Let's see what is going to happen, I hope search engines will forgive my old permanent redirects not being really permanent...

Walt Hartwell

4:40 am on Nov 2, 2016 (gmt 0)

10+ Year Member Top Contributors Of The Month



I'm wondering if removing 301 redirects can cause troubles from a SEO point of view.
To be more specific, some years ago I changed directory structure from /product.html to /category/subcategory/product.html and I placed 301 redirects to reflect this change.
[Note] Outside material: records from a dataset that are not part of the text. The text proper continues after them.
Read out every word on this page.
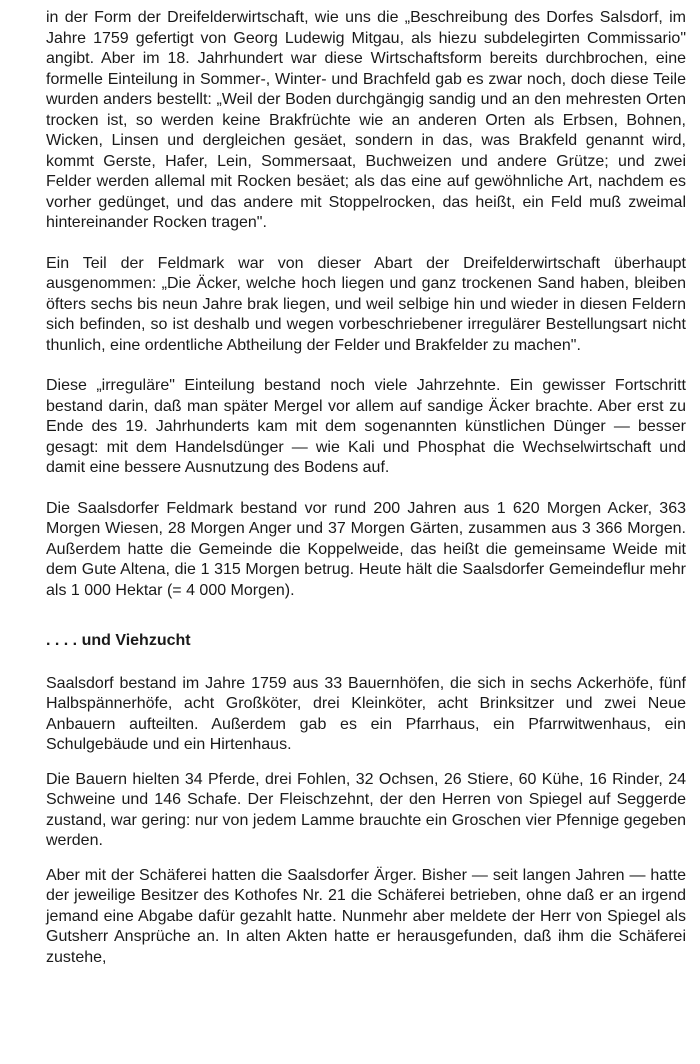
in der Form der Dreifelderwirtschaft, wie uns die „Beschreibung des Dorfes Salsdorf, im Jahre 1759 gefertigt von Georg Ludewig Mitgau, als hiezu subdelegirten Commissario" angibt. Aber im 18. Jahrhundert war diese Wirtschaftsform bereits durchbrochen, eine formelle Einteilung in Sommer-, Winter- und Brachfeld gab es zwar noch, doch diese Teile wurden anders bestellt: „Weil der Boden durchgängig sandig und an den mehresten Orten trocken ist, so werden keine Brakfrüchte wie an anderen Orten als Erbsen, Bohnen, Wicken, Linsen und dergleichen gesäet, sondern in das, was Brakfeld genannt wird, kommt Gerste, Hafer, Lein, Sommersaat, Buchweizen und andere Grütze; und zwei Felder werden allemal mit Rocken besäet; als das eine auf gewöhnliche Art, nachdem es vorher gedünget, und das andere mit Stoppelrocken, das heißt, ein Feld muß zweimal hintereinander Rocken tragen".

Ein Teil der Feldmark war von dieser Abart der Dreifelderwirtschaft überhaupt ausgenommen: „Die Äcker, welche hoch liegen und ganz trockenen Sand haben, bleiben öfters sechs bis neun Jahre brak liegen, und weil selbige hin und wieder in diesen Feldern sich befinden, so ist deshalb und wegen vorbeschriebener irregulärer Bestellungsart nicht thunlich, eine ordentliche Abtheilung der Felder und Brakfelder zu machen".

Diese „irreguläre" Einteilung bestand noch viele Jahrzehnte. Ein gewisser Fortschritt bestand darin, daß man später Mergel vor allem auf sandige Äcker brachte. Aber erst zu Ende des 19. Jahrhunderts kam mit dem sogenannten künstlichen Dünger — besser gesagt: mit dem Handelsdünger — wie Kali und Phosphat die Wechselwirtschaft und damit eine bessere Ausnutzung des Bodens auf.

Die Saalsdorfer Feldmark bestand vor rund 200 Jahren aus 1 620 Morgen Acker, 363 Morgen Wiesen, 28 Morgen Anger und 37 Morgen Gärten, zusammen aus 3 366 Morgen. Außerdem hatte die Gemeinde die Koppelweide, das heißt die gemeinsame Weide mit dem Gute Altena, die 1 315 Morgen betrug. Heute hält die Saalsdorfer Gemeindeflur mehr als 1 000 Hektar (= 4 000 Morgen).

. . . . und Viehzucht

Saalsdorf bestand im Jahre 1759 aus 33 Bauernhöfen, die sich in sechs Ackerhöfe, fünf Halbspännerhöfe, acht Großköter, drei Kleinköter, acht Brinksitzer und zwei Neue Anbauern aufteilten. Außerdem gab es ein Pfarrhaus, ein Pfarrwitwenhaus, ein Schulgebäude und ein Hirtenhaus.

Die Bauern hielten 34 Pferde, drei Fohlen, 32 Ochsen, 26 Stiere, 60 Kühe, 16 Rinder, 24 Schweine und 146 Schafe. Der Fleischzehnt, der den Herren von Spiegel auf Seggerde zustand, war gering: nur von jedem Lamme brauchte ein Groschen vier Pfennige gegeben werden.

Aber mit der Schäferei hatten die Saalsdorfer Ärger. Bisher — seit langen Jahren — hatte der jeweilige Besitzer des Kothofes Nr. 21 die Schäferei betrieben, ohne daß er an irgend jemand eine Abgabe dafür gezahlt hatte. Nunmehr aber meldete der Herr von Spiegel als Gutsherr Ansprüche an. In alten Akten hatte er herausgefunden, daß ihm die Schäferei zustehe,
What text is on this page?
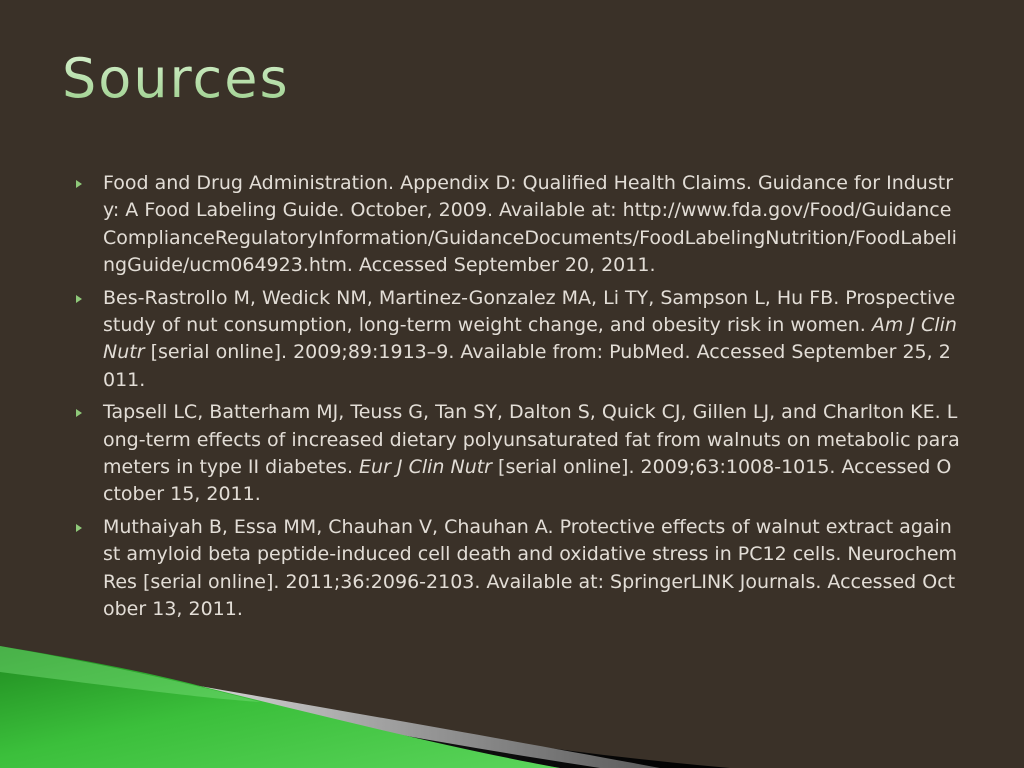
Sources
Food and Drug Administration. Appendix D: Qualified Health Claims. Guidance for Industry: A Food Labeling Guide. October, 2009. Available at: http://www.fda.gov/Food/GuidanceComplianceRegulatoryInformation/GuidanceDocuments/FoodLabelingNutrition/FoodLabelingGuide/ucm064923.htm. Accessed September 20, 2011.
Bes-Rastrollo M, Wedick NM, Martinez-Gonzalez MA, Li TY, Sampson L, Hu FB. Prospective study of nut consumption, long-term weight change, and obesity risk in women. Am J Clin Nutr [serial online]. 2009;89:1913–9. Available from: PubMed. Accessed September 25, 2011.
Tapsell LC, Batterham MJ, Teuss G, Tan SY, Dalton S, Quick CJ, Gillen LJ, and Charlton KE. Long-term effects of increased dietary polyunsaturated fat from walnuts on metabolic parameters in type II diabetes. Eur J Clin Nutr [serial online]. 2009;63:1008-1015. Accessed October 15, 2011.
Muthaiyah B, Essa MM, Chauhan V, Chauhan A. Protective effects of walnut extract against amyloid beta peptide-induced cell death and oxidative stress in PC12 cells. Neurochem Res [serial online]. 2011;36:2096-2103. Available at: SpringerLINK Journals. Accessed October 13, 2011.
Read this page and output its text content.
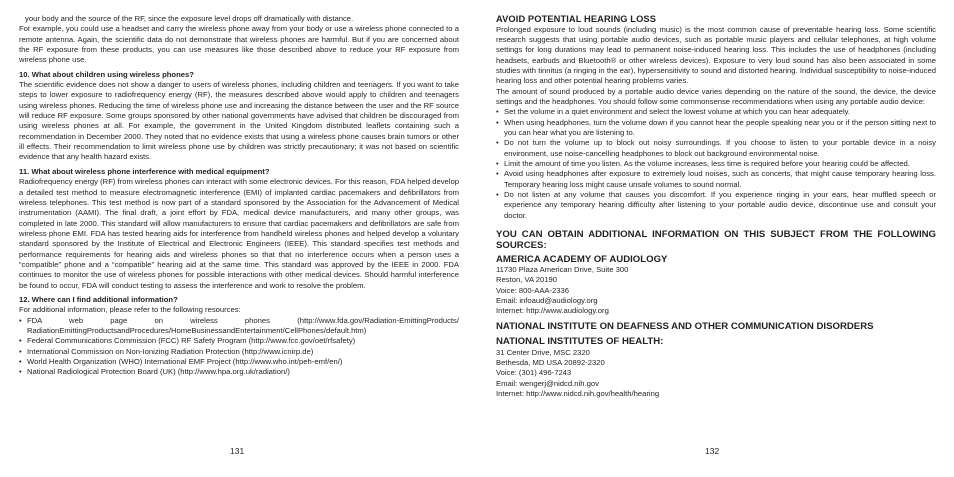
your body and the source of the RF, since the exposure level drops off dramatically with distance.

For example, you could use a headset and carry the wireless phone away from your body or use a wireless phone connected to a remote antenna. Again, the scientific data do not demonstrate that wireless phones are harmful. But if you are concerned about the RF exposure from these products, you can use measures like those described above to reduce your RF exposure from wireless phone use.

10. What about children using wireless phones?

The scientific evidence does not show a danger to users of wireless phones, including children and teenagers. If you want to take steps to lower exposure to radiofrequency energy (RF), the measures described above would apply to children and teenagers using wireless phones. Reducing the time of wireless phone use and increasing the distance between the user and the RF source will reduce RF exposure. Some groups sponsored by other national governments have advised that children be discouraged from using wireless phones at all. For example, the government in the United Kingdom distributed leaflets containing such a recommendation in December 2000. They noted that no evidence exists that using a wireless phone causes brain tumors or other ill effects. Their recommendation to limit wireless phone use by children was strictly precautionary; it was not based on scientific evidence that any health hazard exists.

11. What about wireless phone interference with medical equipment?

Radiofrequency energy (RF) from wireless phones can interact with some electronic devices. For this reason, FDA helped develop a detailed test method to measure electromagnetic interference (EMI) of implanted cardiac pacemakers and defibrillators from wireless telephones. This test method is now part of a standard sponsored by the Association for the Advancement of Medical instrumentation (AAMI). The final draft, a joint effort by FDA, medical device manufacturers, and many other groups, was completed in late 2000. This standard will allow manufacturers to ensure that cardiac pacemakers and defibrillators are safe from wireless phone EMI. FDA has tested hearing aids for interference from handheld wireless phones and helped develop a voluntary standard sponsored by the Institute of Electrical and Electronic Engineers (IEEE). This standard specifies test methods and performance requirements for hearing aids and wireless phones so that that no interference occurs when a person uses a “compatible” phone and a “compatible” hearing aid at the same time. This standard was approved by the IEEE in 2000. FDA continues to monitor the use of wireless phones for possible interactions with other medical devices. Should harmful interference be found to occur, FDA will conduct testing to assess the interference and work to resolve the problem.

12. Where can I find additional information?

For additional information, please refer to the following resources:

• FDA web page on wireless phones (http://www.fda.gov/Radiation-EmittingProducts/ RadiationEmittingProductsandProcedures/HomeBusinessandEntertainment/CellPhones/default.htm)
• Federal Communications Commission (FCC) RF Safety Program (http://www.fcc.gov/oet/rfsafety)
• International Commission on Non-Ionizing Radiation Protection (http://www.icnirp.de)
• World Health Organization (WHO) International EMF Project (http://www.who.int/peh-emf/en/)
• National Radiological Protection Board (UK) (http://www.hpa.org.uk/radiation/)

AVOID POTENTIAL HEARING LOSS

Prolonged exposure to loud sounds (including music) is the most common cause of preventable hearing loss. Some scientific research suggests that using portable audio devices, such as portable music players and cellular telephones, at high volume settings for long durations may lead to permanent noise-induced hearing loss. This includes the use of headphones (including headsets, earbuds and Bluetooth® or other wireless devices). Exposure to very loud sound has also been associated in some studies with tinnitus (a ringing in the ear), hypersensitivity to sound and distorted hearing. Individual susceptibility to noise-induced hearing loss and other potential hearing problems varies.

The amount of sound produced by a portable audio device varies depending on the nature of the sound, the device, the device settings and the headphones. You should follow some commonsense recommendations when using any portable audio device:

• Set the volume in a quiet environment and select the lowest volume at which you can hear adequately.
• When using headphones, turn the volume down if you cannot hear the people speaking near you or if the person sitting next to you can hear what you are listening to.
• Do not turn the volume up to block out noisy surroundings. If you choose to listen to your portable device in a noisy environment, use noise-cancelling headphones to block out background environmental noise.
• Limit the amount of time you listen. As the volume increases, less time is required before your hearing could be affected.
• Avoid using headphones after exposure to extremely loud noises, such as concerts, that might cause temporary hearing loss. Temporary hearing loss might cause unsafe volumes to sound normal.
• Do not listen at any volume that causes you discomfort. If you experience ringing in your ears, hear muffled speech or experience any temporary hearing difficulty after listening to your portable audio device, discontinue use and consult your doctor.

YOU CAN OBTAIN ADDITIONAL INFORMATION ON THIS SUBJECT FROM THE FOLLOWING SOURCES:

AMERICA ACADEMY OF AUDIOLOGY

11730 Plaza American Drive, Suite 300

Reston, VA 20190

Voice: 800-AAA-2336

Email: infoaud@audiology.org

Internet: http://www.audiology.org

NATIONAL INSTITUTE ON DEAFNESS AND OTHER COMMUNICATION DISORDERS

NATIONAL INSTITUTES OF HEALTH:

31 Center Drive, MSC 2320

Bethesda, MD USA 20892-2320

Voice: (301) 496-7243

Email: wengerj@nidcd.nih.gov

Internet: http://www.nidcd.nih.gov/health/hearing

131	132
Now I need to come back to the previous directory structure, so I need products to be moved from /category/subcategory/product.html to /product.html .

My plan is to:
1) Remove 301 redirects, so both /product.html and /category/subcategory/product.html will be accessible
2) Add canonical tag, explaining googlebot to look for /product.html
3) Wait some weeks (months) and then maybe place 301 redirects from /category/subcategory/product.html to /product.html

Website has no external links pointing to product pages.

What do you suggest?


"Now I need to come back to the previous directory structure, so I need products to be moved from /category/subcategory/product.html to /product.html "

Now, I'm not trying to be problematic, but what the hell do you mean by that sentence?
"products" can't be itemized unless there is something more(like parameters) to product.html.
Start with architecture, develop internal linking, then think about external links.